A proximal inclination cut relative to the long axis of the second metatarsal will shorten the first metatarsal. A perpendicular cut relative to the long axis of the second metatarsal maintains the length, and when the cut is directed distally, the metatarsal bone is lengthened. Nevertheless, considering the extra shortening because of the burr, the direction of the transverse cut must always be designed to be slightly more distal than planned (Figure 4.3).
Perpendicular cut
This direction will shorten the first metatarsal by about 3 mm considering that the cut is performed with a burr instead of a saw. This design is indicated for patients with mild index plus, where it is only necessary for a slight shortening of the first metatarsal.
Proximal inclination
The proximal inclination of the cut shortens the metatarsal bone. This shortening is necessary for severe hallux valgus with an increased IMA in order to create enough space to shift the fragment laterally enough. It is possible to achieve shortening of up to 1 cm with the proximal inclination of the burr.
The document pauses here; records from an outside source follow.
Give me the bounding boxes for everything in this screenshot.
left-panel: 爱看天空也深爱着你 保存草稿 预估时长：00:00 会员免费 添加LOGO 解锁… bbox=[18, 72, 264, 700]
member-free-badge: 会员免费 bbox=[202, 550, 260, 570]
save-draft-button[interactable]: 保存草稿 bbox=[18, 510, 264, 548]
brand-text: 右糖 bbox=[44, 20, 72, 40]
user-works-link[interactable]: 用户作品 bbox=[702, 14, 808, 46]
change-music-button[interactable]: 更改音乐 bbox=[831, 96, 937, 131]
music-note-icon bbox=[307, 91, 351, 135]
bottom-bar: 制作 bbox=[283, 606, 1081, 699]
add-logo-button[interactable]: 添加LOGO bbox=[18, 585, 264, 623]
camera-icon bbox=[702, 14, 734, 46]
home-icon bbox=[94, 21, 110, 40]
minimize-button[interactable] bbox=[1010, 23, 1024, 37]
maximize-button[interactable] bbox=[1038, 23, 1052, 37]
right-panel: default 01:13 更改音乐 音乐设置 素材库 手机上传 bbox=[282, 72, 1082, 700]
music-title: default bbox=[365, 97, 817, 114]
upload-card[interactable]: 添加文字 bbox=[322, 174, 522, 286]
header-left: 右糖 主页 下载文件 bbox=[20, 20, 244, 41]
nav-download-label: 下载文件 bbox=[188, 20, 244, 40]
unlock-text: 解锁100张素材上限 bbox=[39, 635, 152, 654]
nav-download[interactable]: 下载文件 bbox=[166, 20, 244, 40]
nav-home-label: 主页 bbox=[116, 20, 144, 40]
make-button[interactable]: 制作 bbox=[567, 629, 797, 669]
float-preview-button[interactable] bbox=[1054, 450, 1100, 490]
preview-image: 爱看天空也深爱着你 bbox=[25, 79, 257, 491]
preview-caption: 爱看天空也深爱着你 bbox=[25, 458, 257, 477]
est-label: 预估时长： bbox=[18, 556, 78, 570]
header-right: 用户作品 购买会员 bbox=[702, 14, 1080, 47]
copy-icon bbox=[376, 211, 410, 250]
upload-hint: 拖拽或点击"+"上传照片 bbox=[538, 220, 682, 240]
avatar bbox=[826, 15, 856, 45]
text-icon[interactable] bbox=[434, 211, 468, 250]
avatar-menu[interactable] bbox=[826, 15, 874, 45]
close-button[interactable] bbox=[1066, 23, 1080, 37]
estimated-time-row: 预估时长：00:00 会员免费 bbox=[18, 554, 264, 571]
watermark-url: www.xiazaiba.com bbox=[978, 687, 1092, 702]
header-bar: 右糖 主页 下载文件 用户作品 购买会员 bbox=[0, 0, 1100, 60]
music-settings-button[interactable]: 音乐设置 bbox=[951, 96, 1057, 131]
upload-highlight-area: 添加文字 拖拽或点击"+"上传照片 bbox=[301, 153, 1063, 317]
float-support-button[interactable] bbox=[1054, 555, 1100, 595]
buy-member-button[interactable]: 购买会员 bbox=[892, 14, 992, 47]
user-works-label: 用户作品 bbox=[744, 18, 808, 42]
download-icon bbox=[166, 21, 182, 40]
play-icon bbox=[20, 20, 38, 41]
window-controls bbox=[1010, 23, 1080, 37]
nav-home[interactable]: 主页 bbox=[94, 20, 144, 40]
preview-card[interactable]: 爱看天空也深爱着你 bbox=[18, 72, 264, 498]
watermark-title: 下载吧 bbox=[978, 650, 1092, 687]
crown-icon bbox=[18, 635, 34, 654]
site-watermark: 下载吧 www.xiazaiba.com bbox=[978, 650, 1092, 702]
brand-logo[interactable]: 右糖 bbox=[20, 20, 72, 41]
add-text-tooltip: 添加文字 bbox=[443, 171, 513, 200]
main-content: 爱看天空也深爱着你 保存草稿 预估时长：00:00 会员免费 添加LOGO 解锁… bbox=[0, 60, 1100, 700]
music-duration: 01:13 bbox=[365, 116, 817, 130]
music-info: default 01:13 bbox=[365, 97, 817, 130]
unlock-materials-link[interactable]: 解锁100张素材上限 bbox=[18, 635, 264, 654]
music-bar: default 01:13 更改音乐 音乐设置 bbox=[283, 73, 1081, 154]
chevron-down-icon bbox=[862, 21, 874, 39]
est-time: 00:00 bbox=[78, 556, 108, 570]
Figure 4.1 Medial view of the foot showing the metatarsophalangeal joint. Percutaneous approach to perform the scarf osteotomy.

Figure 4.3 A. Direction of the distal apex: perpendicular cut. B. Direction of the distal apex: proximal cut. C. Direction of the distal apex: distal cut.
Distal inclination
The 3 mm of unavoidable shortening because of the burr must be considered. If the length of the first metatarsal is to be retained, the direction of the transverse cut should always be designed to be slightly distal. The main indication here is hallux valgus with index minus to avoid transfer metatarsalgia.
Plantarization of the metatarsal head In some cases, plantarization of the head of the first metatarsal bone may be required, for which the apex could be directed from medial-dorsal to lateral-plantar. This maneuver could be useful to avoid secondary metatarsalgia.